Cell viability was assessed using the MTT assay. MTT reagent was added to cells at a final concentration of 0.5 mg/ml and incubated at 37 °C for 4 h. Cells were then lysed and the MTT crystals solubilized using 2 N HCl in isopropyl alcohol. Results were quantified by measuring absorption at 570 nm with a reference wavelength of 650 nm.

Cell death assay (LDH release)

Cell death was assessed using a commercial LDH release assay (Sigma-Aldrich #TOX7). Supernatants were collected from SM-treated cell cultures and subjected to analysis for total LDH according to manufacturer’s instructions.

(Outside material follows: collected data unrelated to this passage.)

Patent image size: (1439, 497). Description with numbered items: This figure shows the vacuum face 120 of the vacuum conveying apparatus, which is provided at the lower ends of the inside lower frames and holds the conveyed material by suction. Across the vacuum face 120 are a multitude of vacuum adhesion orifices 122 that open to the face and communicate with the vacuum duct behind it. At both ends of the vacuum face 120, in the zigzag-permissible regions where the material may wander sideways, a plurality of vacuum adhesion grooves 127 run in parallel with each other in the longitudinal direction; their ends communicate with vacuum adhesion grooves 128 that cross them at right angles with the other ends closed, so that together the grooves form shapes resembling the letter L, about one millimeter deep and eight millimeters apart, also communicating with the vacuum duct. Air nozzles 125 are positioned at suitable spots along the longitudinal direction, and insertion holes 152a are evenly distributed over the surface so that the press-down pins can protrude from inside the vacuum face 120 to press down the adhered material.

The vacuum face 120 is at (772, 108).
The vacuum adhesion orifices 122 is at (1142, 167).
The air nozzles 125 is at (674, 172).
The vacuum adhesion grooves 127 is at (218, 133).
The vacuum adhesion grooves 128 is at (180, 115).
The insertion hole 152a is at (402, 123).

FACS and fluorescence microscopy

Viability analysis was performed using live-cell flow cytometric staining. Cells were first placed in single-cell suspension in 1% BSA in PBS. To assess viability, in vitro cell suspensions were stained by adding 10 μl of PI/RNAse solution (BD 51-6551AZ) and incubating for 15 min at 37 °C before reading. Cells obtained from mice were first labeled with various antibodies, including anti-F4/80 APC-Cy7 (BioLegend, San Diego, CA, USA; 122614), anti-CD11b PE-Cy7 (BD 552850), and anti-CD3 APC (BD 557030). After 20 min of incubation with antibodies, PI was added to cells as described above. Cells were then examined using a BD FACSCanto Flow cytometer. Fluorescence microscopy was performed using similar staining techniques with cells placed in HBSS instead of PBS. Cells were examined using an Olympus IX81 fluorescent microscope (Olympus, Richmond Hill, ON, Canada). Live fluorescence microscopy was performed under controlled incubation conditions with images captured every 30 s over an extended time period.

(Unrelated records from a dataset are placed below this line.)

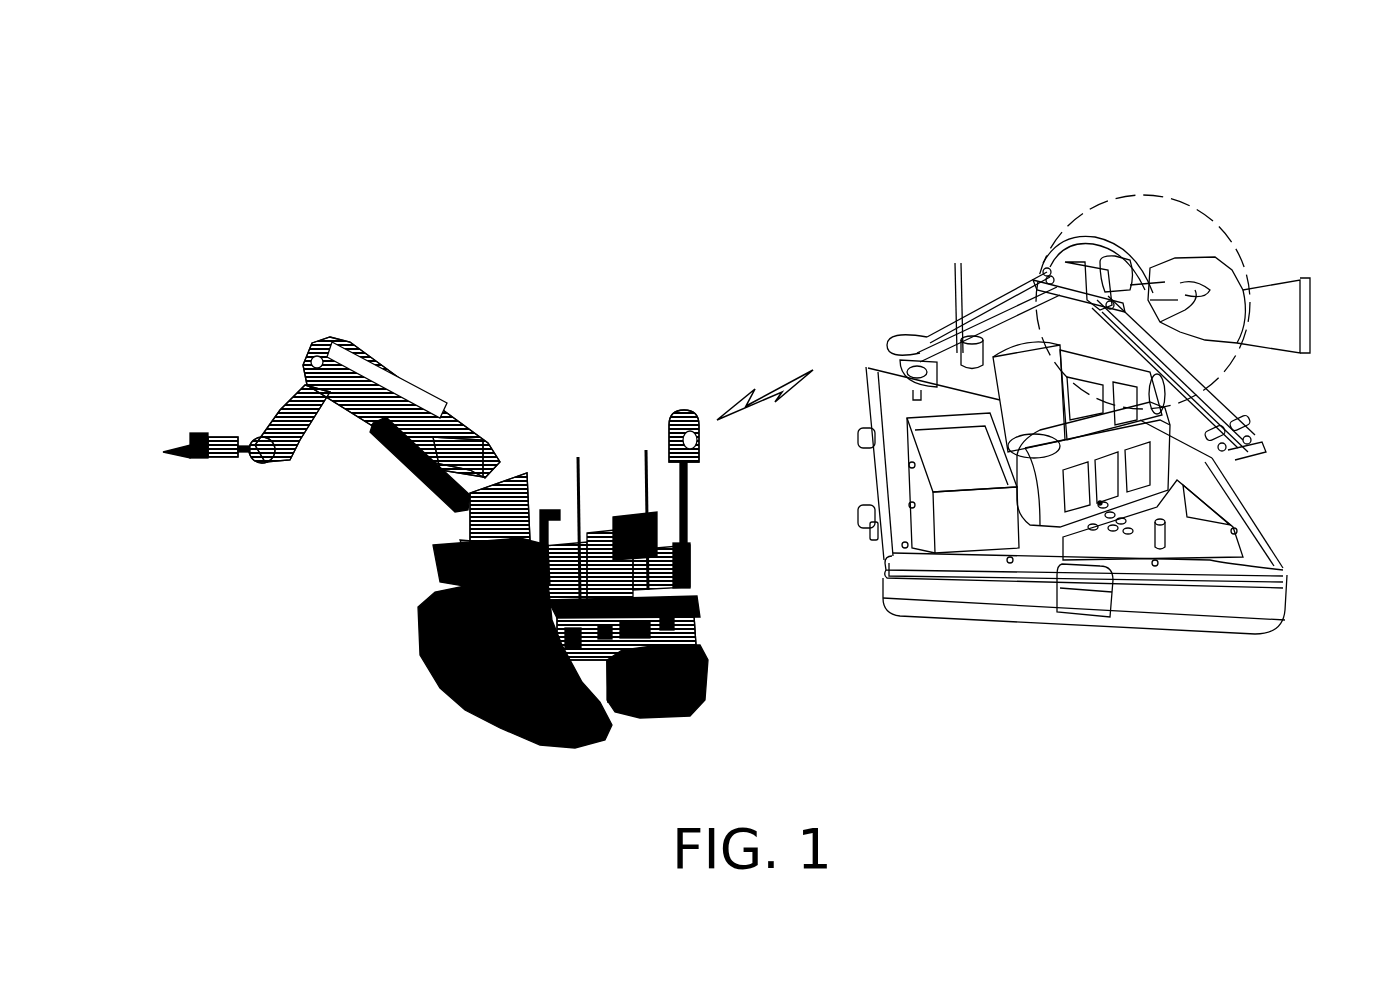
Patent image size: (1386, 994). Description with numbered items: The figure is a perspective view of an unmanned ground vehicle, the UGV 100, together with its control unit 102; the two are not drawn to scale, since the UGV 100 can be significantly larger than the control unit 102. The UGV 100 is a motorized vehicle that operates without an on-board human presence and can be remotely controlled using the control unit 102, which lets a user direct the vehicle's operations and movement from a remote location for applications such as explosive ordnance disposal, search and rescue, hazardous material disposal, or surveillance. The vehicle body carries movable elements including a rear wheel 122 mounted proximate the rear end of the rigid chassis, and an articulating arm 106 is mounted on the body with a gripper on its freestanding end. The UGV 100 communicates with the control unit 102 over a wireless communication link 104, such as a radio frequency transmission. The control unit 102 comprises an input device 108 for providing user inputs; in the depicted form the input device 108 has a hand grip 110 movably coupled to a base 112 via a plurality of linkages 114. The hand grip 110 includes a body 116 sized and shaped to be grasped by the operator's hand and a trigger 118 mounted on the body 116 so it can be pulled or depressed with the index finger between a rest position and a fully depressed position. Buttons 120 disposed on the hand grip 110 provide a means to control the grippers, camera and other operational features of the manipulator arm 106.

The UGV 100 is at (630, 285).
The control unit 102 is at (1118, 157).
The wireless communication link 104 is at (772, 388).
The articulating arm 106 is at (463, 378).
The input device 108 is at (1120, 233).
The hand grip 110 is at (1190, 260).
The base 112 is at (925, 617).
The linkages 114 is at (990, 282).
The body 116 is at (1178, 313).
The trigger 118 is at (1228, 344).
The buttons 120 is at (1222, 252).
The rear wheel 122 is at (525, 735).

For confocal microscopy experiments, cells were fixed using 4% paraformaldehyde, permeabilized using 0.4% Triton X-100, and stained with TNFR1 (Santa Cruz Biotechnology SC-1070), Rip1 and Rip3 antibodies (as described above). Fluorescent goat-anti rabbit Alexa-fluor 488 (Invitrogen A11070) and goat anti-mouse Alexa-fluor 594 (Invitrogen A11020) were then used. Appropriate controls without primary antibody staining were used to confirm specificity. Images were captured using an extended focus image constructed from 10 exposures on the Olympus Fluoview 1000 instrument.

Statistics

Statistical analysis was performed using GraphPad Prism 5 (La Jolla, CA, USA). Student’s t test was used to confirm significance of results. All error bars shown indicate standard error of the mean (S.E.M.).